Another property finder is also of the same opinion, placing the sales price as the main accelerator and assuring that “you can sell in 10 days, especially if the house is in a price band lower than those offered in the same area.” These experts also point to the opposing side: “We have customers who have spent more than three years trying to sell their house, and because they won’t lower the price, they’ll never sell.”
By how much did prices reduce or increase last year in the capital of Madrid?
The last quarterly report on sales prices second-hand from pisos.com recorded a fall of -6.50% in Madrid in March 2013 in comparison to the same month last year. Consulted brokerage agencies raise this percentage to 10%. Do not forget that the prices at which properties are advertised on property websites are not the final prices, since they would be pending subsequent negotiation between the seller and buyer.
Is this region one of the areas most affected by the property crisis? Why?
Madrid has not been one of the most devastated regions by the ‘property boom’ crisis and less still if you focus on just the capital.
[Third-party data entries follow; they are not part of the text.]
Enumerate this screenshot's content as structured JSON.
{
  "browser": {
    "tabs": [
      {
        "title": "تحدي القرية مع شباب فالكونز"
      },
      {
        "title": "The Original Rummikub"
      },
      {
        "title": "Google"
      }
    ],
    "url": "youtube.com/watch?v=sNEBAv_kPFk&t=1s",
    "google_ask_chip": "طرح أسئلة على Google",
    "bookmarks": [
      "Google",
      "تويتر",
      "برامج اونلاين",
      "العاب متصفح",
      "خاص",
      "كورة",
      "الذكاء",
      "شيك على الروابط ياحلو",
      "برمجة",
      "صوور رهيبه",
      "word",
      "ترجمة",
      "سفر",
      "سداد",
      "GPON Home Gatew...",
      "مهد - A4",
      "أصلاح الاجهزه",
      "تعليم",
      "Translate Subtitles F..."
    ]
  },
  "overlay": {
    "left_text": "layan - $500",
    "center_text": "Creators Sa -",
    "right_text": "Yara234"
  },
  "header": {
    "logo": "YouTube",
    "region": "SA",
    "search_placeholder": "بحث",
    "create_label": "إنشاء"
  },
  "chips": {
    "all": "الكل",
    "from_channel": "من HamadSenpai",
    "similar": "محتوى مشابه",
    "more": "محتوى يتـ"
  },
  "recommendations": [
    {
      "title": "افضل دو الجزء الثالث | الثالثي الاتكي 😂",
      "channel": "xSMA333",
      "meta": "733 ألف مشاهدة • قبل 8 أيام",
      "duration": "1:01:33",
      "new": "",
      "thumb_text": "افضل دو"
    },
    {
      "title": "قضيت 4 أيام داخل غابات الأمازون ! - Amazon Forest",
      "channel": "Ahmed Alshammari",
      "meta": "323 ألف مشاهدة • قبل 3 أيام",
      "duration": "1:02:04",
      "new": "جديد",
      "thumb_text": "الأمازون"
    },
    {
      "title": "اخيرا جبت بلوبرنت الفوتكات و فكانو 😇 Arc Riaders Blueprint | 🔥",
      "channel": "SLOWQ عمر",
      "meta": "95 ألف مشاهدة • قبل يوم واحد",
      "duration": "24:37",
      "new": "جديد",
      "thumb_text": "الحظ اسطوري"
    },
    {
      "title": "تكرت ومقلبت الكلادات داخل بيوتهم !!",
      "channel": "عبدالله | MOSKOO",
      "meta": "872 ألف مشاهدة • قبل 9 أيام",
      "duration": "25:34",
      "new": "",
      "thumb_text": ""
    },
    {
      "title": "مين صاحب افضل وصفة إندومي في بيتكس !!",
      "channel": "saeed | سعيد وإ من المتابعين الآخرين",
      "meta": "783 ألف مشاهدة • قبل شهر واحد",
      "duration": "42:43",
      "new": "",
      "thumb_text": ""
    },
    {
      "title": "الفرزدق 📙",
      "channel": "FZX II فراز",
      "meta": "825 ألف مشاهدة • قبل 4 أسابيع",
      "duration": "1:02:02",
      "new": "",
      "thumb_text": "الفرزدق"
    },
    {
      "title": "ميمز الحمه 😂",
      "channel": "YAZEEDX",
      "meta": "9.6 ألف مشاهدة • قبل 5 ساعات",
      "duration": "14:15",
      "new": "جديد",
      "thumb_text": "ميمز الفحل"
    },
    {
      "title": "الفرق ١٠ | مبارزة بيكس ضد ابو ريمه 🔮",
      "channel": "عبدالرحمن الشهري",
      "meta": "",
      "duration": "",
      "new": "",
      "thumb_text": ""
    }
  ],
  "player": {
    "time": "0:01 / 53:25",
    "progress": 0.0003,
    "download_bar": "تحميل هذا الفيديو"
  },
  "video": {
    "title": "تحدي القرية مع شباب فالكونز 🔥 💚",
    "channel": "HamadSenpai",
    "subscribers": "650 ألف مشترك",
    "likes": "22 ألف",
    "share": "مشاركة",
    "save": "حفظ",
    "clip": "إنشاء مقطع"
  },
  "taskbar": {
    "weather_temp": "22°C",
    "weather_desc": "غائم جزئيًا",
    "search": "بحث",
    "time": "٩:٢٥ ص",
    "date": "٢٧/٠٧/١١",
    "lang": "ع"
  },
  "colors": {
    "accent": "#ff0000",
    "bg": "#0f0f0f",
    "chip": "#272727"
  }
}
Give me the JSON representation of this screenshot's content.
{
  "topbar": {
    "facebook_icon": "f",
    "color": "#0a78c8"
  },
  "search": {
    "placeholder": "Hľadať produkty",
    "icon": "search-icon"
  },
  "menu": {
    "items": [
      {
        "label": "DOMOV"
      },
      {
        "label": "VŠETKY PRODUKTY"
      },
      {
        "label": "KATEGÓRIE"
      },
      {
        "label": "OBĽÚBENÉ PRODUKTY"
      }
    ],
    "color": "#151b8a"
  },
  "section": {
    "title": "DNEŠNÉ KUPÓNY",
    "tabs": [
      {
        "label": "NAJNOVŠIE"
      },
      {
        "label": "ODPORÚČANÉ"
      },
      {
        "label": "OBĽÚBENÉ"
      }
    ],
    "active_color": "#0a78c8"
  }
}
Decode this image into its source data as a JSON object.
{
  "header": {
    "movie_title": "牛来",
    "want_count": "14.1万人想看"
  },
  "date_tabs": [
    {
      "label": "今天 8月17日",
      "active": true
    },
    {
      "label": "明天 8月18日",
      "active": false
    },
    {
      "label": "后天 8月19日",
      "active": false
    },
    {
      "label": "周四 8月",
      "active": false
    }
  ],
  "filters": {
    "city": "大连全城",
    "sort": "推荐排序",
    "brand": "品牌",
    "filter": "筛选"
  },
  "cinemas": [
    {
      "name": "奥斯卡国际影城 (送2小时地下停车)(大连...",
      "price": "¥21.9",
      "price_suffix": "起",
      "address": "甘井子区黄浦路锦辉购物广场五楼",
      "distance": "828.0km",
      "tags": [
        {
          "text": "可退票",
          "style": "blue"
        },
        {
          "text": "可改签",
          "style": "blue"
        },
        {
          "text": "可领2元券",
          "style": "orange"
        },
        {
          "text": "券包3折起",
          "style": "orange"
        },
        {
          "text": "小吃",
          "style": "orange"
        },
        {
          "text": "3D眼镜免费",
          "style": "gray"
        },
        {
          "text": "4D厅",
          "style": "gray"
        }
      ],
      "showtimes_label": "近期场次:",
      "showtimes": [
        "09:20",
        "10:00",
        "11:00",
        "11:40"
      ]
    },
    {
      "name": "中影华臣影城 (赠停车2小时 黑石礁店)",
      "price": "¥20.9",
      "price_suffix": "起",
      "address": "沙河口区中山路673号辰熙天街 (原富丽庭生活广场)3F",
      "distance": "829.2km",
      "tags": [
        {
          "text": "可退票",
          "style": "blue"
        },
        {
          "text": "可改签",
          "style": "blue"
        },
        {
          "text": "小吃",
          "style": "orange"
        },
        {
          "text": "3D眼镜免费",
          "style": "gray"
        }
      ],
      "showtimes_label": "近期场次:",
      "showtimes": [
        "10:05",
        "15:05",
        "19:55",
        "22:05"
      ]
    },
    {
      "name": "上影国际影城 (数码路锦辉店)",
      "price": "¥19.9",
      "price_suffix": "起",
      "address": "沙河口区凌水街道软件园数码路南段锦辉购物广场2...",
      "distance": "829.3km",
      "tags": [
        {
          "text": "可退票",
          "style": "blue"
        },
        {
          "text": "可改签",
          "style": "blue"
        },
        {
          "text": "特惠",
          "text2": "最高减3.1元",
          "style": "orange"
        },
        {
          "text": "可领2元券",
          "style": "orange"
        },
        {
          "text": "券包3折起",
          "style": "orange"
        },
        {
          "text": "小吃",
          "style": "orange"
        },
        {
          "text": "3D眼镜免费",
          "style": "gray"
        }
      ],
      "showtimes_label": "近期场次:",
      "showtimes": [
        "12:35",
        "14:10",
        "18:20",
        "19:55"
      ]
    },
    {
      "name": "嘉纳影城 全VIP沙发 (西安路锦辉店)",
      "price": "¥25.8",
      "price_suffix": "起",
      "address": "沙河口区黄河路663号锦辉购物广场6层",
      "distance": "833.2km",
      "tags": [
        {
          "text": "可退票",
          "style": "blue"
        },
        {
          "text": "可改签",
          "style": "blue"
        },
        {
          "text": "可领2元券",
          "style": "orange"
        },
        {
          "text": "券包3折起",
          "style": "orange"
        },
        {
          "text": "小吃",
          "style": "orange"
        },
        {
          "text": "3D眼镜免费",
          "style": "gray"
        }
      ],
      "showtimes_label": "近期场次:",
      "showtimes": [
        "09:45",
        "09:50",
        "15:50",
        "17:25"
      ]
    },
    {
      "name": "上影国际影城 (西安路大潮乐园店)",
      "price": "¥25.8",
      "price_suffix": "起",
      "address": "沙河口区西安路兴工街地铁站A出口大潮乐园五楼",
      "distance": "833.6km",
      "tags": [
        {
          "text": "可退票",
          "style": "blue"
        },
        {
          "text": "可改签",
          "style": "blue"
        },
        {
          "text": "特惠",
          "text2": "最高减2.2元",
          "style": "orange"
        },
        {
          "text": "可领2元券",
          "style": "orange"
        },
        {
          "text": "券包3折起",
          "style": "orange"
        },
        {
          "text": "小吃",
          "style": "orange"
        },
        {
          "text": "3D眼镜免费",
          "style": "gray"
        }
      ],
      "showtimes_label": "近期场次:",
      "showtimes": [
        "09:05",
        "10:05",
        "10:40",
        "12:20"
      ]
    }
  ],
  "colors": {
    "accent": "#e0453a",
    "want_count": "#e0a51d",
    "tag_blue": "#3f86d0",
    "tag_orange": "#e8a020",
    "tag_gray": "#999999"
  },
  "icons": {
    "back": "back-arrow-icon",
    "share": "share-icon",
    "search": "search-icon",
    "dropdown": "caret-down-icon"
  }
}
It is true that there have been many urban developments on the outskirts of the capital and in neighbouring towns, accumulating an important stock, but in other communities, construction fever was higher. The worst affected area has been the coast.
What is the average price of a flat in Madrid? And in the centre of the capital?
According to the website pisos.com, the price of a typical flat consisting of 90sqm in the Community of Madrid would be around €210,000, whilst in the centre, we would be talking €270,000. Bear in mind that it is not the same for a flat in the district of Salamanca, where prices would move into the €400,000, and for Villaverde, where the average is around €143,000.
100sqm, in the centre of the capital Madrid, facing outside, three bedrooms and renovated.
The district centre is in fact wide in price. It is not the same in Lavapiés as Cibeles. Nevertheless, the range in price would be between €300,000 and €400,000.
100sqm, in a district well served by public transport, facing outside, three bedrooms and renovated.
Madrid has an extensive public transport network, which means that all its neighbourhoods rely on excellent access, so other variables need to be considered, since a flat in Villa de Vallecas is not the same as one in Sanchinarro or Las Tablas.
The price range would be between some €250,000 and €350,000, although if we head in to residential areas of a medium-high standard, these prices would reach up to €550,000.
200sqm in the centre of the capital of Madrid with green area(s) and new builds.
New building sites are not abundant in central areas of Madrid. The majority of developments have been built on appropriate plots where buildings have been demolished.
It is limited land and very exclusive, therefore the prices are very high, between €800,000 and €900,000, or even more if the housing development is luxurious.
Apartment of 45sqm inside, in the capital of Madrid, fifteen minutes by bus to the city centre. Depending on the district, it is possible to find attractive offers in price. For neighbourhoods close to the centre, prices are more modest and we would therefore expect prices between €120,000 and €125,000. If you wish to buy in a more typical area, prices would be between €250,000 and €300,000.